What I mean (and all KDE-based editors behave like that) is that the $ sign IS part of the (variable) word, and I normally want to copy that too.
Thanks.
On 7 October 2012 19:26, Alessandro Pasotti apasotti@gmail.com wrote:
Sadly this is a fight between the two ways of doing things, copy (ctrl+c) and paste(ctrl+v) and select/paste with middle button. There is still much religious debate as to how (if) the two should interact, search any relevant GTK list :( I'm sure KDE has or has had similar discussions.

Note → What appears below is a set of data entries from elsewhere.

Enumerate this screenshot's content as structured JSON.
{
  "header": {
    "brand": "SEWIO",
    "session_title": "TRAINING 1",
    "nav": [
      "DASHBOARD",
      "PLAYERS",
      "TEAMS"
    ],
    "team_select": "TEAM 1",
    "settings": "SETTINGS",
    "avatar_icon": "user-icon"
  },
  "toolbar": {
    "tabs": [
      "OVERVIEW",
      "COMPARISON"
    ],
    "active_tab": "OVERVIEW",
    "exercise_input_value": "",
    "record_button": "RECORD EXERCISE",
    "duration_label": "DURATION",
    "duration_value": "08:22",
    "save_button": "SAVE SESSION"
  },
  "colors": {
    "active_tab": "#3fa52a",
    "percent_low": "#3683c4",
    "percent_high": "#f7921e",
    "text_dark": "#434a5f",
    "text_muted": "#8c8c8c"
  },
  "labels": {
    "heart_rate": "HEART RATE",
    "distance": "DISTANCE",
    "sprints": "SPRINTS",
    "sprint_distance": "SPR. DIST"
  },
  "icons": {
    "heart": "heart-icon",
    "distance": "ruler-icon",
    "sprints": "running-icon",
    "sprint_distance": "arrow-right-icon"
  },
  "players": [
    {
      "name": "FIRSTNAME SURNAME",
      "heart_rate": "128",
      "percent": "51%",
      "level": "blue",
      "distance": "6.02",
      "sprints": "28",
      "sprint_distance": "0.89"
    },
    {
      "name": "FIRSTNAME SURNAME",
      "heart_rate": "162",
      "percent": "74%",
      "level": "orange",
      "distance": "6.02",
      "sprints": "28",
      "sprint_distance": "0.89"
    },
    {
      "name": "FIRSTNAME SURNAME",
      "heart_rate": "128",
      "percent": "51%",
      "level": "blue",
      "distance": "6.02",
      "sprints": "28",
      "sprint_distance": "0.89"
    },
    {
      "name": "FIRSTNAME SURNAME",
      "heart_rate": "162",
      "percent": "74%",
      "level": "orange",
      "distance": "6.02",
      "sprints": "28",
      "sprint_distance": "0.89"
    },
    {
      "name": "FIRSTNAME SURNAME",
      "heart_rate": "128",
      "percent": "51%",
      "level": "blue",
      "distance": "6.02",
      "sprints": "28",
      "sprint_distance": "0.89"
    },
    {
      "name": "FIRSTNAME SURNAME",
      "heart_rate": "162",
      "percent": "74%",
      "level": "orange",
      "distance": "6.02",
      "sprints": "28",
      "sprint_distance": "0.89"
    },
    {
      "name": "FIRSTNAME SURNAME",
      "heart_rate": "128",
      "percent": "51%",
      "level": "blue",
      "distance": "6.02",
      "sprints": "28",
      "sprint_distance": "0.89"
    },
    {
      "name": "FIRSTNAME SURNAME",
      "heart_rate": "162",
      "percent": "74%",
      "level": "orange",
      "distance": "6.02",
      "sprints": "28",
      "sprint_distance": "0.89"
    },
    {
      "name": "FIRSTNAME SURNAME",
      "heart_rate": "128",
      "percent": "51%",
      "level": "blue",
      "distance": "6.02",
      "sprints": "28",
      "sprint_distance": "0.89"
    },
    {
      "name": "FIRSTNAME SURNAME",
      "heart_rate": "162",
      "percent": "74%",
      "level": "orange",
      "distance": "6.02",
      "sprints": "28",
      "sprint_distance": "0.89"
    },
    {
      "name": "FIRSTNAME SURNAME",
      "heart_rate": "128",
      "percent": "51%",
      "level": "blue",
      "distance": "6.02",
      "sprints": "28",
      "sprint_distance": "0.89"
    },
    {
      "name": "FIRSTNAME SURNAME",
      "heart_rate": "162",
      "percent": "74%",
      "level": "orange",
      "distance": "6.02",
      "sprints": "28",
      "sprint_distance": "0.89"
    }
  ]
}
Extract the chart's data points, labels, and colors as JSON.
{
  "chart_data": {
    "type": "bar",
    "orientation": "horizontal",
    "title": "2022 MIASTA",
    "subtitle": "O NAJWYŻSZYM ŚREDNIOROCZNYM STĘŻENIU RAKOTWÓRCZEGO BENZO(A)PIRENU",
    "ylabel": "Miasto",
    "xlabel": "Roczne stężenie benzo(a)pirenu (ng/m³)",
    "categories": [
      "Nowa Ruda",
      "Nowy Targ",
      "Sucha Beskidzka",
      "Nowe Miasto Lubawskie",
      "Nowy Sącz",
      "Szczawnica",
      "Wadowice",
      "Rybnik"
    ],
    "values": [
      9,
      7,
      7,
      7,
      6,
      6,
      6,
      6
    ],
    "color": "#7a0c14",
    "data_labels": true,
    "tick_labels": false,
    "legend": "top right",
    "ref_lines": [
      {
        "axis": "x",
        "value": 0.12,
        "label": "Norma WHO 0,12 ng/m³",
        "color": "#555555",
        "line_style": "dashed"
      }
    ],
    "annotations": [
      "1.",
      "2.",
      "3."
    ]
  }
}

At the moment the current thinking seems to be that a clipboard takes precedence over the selection, so the text you copied takes precedence over the text you selected. Personally I would have kept the two disconnected, but that confuses many people and copy/paste doesn't work with some applications (like any terminal window). This behaviour happens inside Scintilla/GTK and is poorly documented and possibly even changes between versions of GTK (Scintilla is generally rather more stable but doesn't document its behaviour either) and is beyond our control in any case.
There has been a change in the last couple of days in the Git version that might help with this, allowing the definition of that constitutes a "word" as defined by a filetype file to override the default value. You might be able to add $ to the definition of wordchars for whatever your filetype is.
Cheers Lex
Le 07/10/2012 10:26, Alessandro Pasotti a écrit :
You need to update the wordchars setting, either in a per-filetype basis or in filetypes.common. In non-latest Git version, you also need to remove $ from whitespace_chars in filetypes.common.